Russell Street is a main street and thoroughfare in the central business district of Melbourne, Victoria, Australia. It runs roughly north-south and was laid out as a core feature of the Hoddle Grid in 1837.

Russell Street is named after John Russell, British Home Secretary and leader of the House of Commons in Lord Melbourne's cabinet. Russell himself was also a future Prime Minister of the United Kingdom.

Geography 
Russell Street runs roughly north-south and is located one block east of the city's central thoroughfare of Swanston Street.

At its southern end, the street intersects with Flinders Street and Federation Square, while at its northern end it becomes Lygon Street, the main street of Melbourne's Little Italy.

Notable buildings 
Russell Street is lined with established trees and is the home of numerous public amenities and buildings. Noteworthy structures include: 
 QV Village
 RMIT University
 Grand Hyatt Hotel
The street is also home to many buildings featured on the Victorian Heritage Register or classified by the National Trust of Australia, including:
 Old Melbourne Gaol (1845)
 Duke of Wellington Hotel (1850)
 State Library of Victoria (1854)
 Scots' Church (1874)
 Eight Hour Day Monument, commemorating Melbourne's labor movement to adopt the 8 hour working day (1903)
 City Watch House (1909)
 Former Melbourne Magistrates' Court (1914)
 Emily McPherson College of Domestic Economy (1927)
 Former Russell Street Police Headquarters (1943)
 Former Russell Street Telephone Exchange & Post Office (1954)
 Total House (1965)
 Several Underground Public conveniences

Russell Street Bombing 

On 27 March 1986, a car bomb was detonated on Russell Street near the Police Headquarters. Constable Angela Taylor died and 21 others were injured in what was described as a ‘revenge attack' on Melbourne police, perpetrated by Stanley Taylor and Craig Minogue.

Transport 
Russell street is partly serviced by Kinetic Melbourne bus routes 200 and 207. 

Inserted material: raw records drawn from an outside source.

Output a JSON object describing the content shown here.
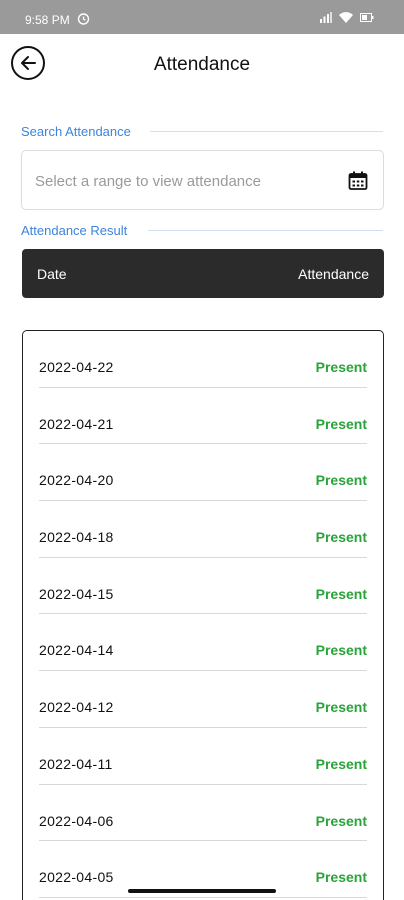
{
  "status_bar": {
    "time": "9:58 PM"
  },
  "header": {
    "title": "Attendance"
  },
  "search_section": {
    "label": "Search Attendance",
    "placeholder": "Select a range to view attendance"
  },
  "result_section": {
    "label": "Attendance Result"
  },
  "table": {
    "col_date": "Date",
    "col_attendance": "Attendance",
    "rows": [
      {
        "date": "2022-04-22",
        "status": "Present"
      },
      {
        "date": "2022-04-21",
        "status": "Present"
      },
      {
        "date": "2022-04-20",
        "status": "Present"
      },
      {
        "date": "2022-04-18",
        "status": "Present"
      },
      {
        "date": "2022-04-15",
        "status": "Present"
      },
      {
        "date": "2022-04-14",
        "status": "Present"
      },
      {
        "date": "2022-04-12",
        "status": "Present"
      },
      {
        "date": "2022-04-11",
        "status": "Present"
      },
      {
        "date": "2022-04-06",
        "status": "Present"
      },
      {
        "date": "2022-04-05",
        "status": "Present"
      }
    ]
  },
  "colors": {
    "accent": "#3d84dc",
    "present": "#2aa43a",
    "header_bg": "#2b2b2b"
  },
  "icons": {
    "back": "arrow-left-icon",
    "calendar": "calendar-icon"
  }
}
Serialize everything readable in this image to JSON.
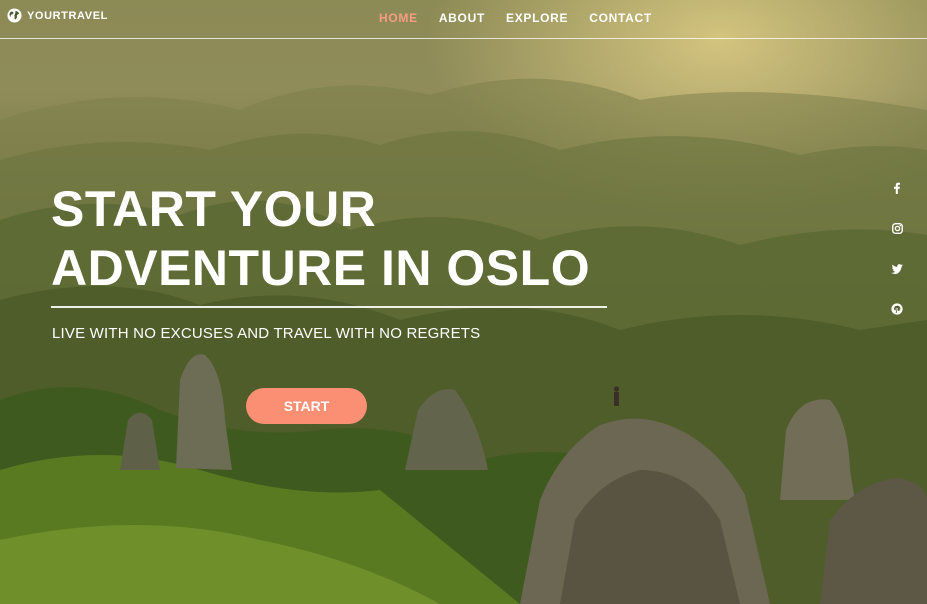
{
  "brand": {
    "name": "YOURTRAVEL",
    "icon": "globe-icon"
  },
  "nav": {
    "items": [
      {
        "label": "HOME",
        "active": true
      },
      {
        "label": "ABOUT",
        "active": false
      },
      {
        "label": "EXPLORE",
        "active": false
      },
      {
        "label": "CONTACT",
        "active": false
      }
    ]
  },
  "hero": {
    "title_line1": "START YOUR",
    "title_line2": "ADVENTURE IN OSLO",
    "subtitle": "LIVE WITH NO EXCUSES AND TRAVEL WITH NO REGRETS",
    "cta_label": "START"
  },
  "social": [
    "facebook-icon",
    "instagram-icon",
    "twitter-icon",
    "pinterest-icon"
  ],
  "colors": {
    "accent": "#f79d82",
    "button": "#fa8f74",
    "text": "#ffffff"
  }
}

Whilst the street does not have tram lines or train stations located on it, it is easily reached by public transport via Parliament, Flinders Street and Melbourne Central stations. It also intersects with several streets which are serviced by Melbourne tramlines, including Victoria Street, La Trobe Street, Bourke Street, Collins Street and Flinders Street.